Roughly equivalent to a hackathon, we decided to dedicate a full day for our entire team so each person, or a pair, could either create a proof of concept or take a deep dive analysis into, one of the ideas that we thought had promise. The day before we met for a short while to brainstorm and describe the solution each of us wanted to look into. The day of, each person spent as much time as they could focusing on just that issue, along with a meeting in the afternoon for us to come together, discuss progress, and potentially pivot/abandon ideas, or come up with solutions to pitfalls we were running into. By the end of the day we had eliminated a few ideas we had for various reasons such as complexity of the solution, or ineffectiveness at solving the problem as we had hoped, but more importantly, identified two solutions that did show some promise.
Iterate! Iterate! Iterate!
Once again, creativity struck. We had an idea for yet another solution to our woes. This one was the same in principle as one of our favorites, but was a significantly simpler implementation and didn’t introduce any new tools into the fray. Utilizing Learning Friday once again, we were able to create a POC of this idea and prove if it had promise or not. In this particular case, the POC appeared to be a raging success, proving just as effective as our more complicated solution, but much much simpler to bring to reality, and with no added infrastructure costs.
Light at the end of the tunnel
What was the idea?
Because we couldn’t figure out a way to make our concurrent query perform well when faced with significant message depth, we did the next best thing. We made it impossible for there to be a high depth of messages waiting for concurrent processing!

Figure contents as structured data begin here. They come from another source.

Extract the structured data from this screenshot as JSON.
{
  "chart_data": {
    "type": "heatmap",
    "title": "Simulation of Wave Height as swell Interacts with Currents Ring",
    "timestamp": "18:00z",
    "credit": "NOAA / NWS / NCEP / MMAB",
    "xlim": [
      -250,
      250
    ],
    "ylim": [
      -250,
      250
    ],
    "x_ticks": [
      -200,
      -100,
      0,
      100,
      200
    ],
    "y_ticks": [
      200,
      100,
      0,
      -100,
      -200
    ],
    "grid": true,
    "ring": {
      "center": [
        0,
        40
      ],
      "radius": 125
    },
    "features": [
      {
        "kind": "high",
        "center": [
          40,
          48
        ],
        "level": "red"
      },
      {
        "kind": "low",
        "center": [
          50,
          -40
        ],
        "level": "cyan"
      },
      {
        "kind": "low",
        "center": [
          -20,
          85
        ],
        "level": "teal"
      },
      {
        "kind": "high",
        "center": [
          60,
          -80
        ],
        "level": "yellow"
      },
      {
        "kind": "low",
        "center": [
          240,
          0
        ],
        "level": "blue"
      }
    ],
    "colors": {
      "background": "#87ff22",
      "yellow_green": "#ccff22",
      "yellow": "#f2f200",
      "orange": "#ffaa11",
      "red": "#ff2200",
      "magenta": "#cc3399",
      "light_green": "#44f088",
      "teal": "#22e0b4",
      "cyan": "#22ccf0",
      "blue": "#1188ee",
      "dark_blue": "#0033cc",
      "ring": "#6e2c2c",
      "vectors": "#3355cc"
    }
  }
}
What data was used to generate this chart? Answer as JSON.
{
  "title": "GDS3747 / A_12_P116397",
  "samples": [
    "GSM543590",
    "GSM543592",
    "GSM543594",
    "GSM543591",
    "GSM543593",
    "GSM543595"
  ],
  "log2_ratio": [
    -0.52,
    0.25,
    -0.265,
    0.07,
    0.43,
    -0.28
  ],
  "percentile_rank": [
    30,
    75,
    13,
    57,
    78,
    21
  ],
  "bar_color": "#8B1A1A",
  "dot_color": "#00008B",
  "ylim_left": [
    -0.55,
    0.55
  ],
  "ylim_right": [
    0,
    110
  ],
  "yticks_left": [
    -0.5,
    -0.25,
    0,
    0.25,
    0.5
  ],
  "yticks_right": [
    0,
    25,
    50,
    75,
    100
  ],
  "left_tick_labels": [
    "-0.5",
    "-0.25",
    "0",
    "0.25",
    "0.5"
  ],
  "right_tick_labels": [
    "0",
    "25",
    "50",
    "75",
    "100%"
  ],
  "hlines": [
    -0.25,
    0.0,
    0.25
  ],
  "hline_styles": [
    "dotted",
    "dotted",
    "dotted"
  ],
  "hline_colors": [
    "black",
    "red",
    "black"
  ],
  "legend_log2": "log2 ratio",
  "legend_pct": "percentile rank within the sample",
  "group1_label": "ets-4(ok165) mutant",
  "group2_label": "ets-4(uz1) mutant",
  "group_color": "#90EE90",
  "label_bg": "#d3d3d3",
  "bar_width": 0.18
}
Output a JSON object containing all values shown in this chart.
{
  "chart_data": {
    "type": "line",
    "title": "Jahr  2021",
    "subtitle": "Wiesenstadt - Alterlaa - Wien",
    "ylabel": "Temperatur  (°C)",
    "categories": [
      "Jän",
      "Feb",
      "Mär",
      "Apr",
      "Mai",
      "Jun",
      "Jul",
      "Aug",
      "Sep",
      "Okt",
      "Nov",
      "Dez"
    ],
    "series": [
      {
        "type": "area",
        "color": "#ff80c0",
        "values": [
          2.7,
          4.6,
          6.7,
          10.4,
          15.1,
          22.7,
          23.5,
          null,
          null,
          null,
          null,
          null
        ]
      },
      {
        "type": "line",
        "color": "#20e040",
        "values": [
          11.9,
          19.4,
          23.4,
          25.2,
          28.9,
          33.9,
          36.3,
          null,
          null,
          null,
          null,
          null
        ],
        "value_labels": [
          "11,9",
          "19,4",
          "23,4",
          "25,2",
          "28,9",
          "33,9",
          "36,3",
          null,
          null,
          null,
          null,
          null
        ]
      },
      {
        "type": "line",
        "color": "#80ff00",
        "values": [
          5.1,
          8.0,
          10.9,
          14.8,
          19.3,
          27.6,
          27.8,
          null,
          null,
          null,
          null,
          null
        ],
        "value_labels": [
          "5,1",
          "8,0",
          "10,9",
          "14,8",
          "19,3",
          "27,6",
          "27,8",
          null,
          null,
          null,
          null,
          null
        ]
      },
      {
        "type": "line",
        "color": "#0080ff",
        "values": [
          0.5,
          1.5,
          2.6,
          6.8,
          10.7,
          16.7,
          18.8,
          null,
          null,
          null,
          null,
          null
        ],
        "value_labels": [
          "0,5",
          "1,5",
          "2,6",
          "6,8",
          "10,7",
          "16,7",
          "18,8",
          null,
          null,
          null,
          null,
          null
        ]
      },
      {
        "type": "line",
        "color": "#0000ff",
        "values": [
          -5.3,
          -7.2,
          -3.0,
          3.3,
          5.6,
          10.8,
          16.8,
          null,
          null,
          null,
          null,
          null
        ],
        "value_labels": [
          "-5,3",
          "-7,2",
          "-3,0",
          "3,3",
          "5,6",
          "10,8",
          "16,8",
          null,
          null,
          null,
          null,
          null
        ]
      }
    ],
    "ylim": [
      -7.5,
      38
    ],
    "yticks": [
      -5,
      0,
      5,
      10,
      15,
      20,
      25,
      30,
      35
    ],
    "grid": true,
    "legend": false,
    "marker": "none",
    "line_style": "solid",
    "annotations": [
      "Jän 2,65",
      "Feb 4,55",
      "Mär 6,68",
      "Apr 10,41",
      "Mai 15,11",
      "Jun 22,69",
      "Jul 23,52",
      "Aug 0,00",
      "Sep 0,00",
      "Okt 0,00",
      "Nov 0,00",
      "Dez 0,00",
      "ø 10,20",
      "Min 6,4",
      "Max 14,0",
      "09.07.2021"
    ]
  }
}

This may sound like sidestepping the problem because to be honest, it is. By creating a holding pen for excess messages and only letting out a controlled number at a time, we were able to maintain the performance of our concurrent query but also not introduce a significant amount of latency to processing either. We additionally built-in circuit breaker type logic so that this holding pen is only used if the depth of the particular queue is starting to grow above a certain threshold to ensure that our normal traffic is not complicated or slowed down by this extra stage in processing. Once that threshold is met, instead of putting new messages directly into the queue as “ready for concurrent”, we place them in the metaphorical holding pen. We then have a very low overhead process that simply checks for messages in the holding pen, and if there’s room in the queue for messages, it moves them over.
Happily every after
With an idea we have confidence in, we did one last final design to flesh out the details of our chosen solution. With our cards created, estimated, and prioritized we went on our way and got the project knocked out. The immense power of Learning Friday was on grand display for this project. We did discover a workable solution through our organized design process, but giving our engineers the flexibility to act on a hunch and spend some time POC-ing wacky ideas led us to a slight modification of our idea that avoided adding an additional, complex dependency to our infrastructure and took the project from 3-5 sprints to implement down to 1 sprint on top of that. Our depth-induced queueing issues are an issue no longer and peace was brought upon the land for 1000 years… Or at least until the next problem pokes its head up.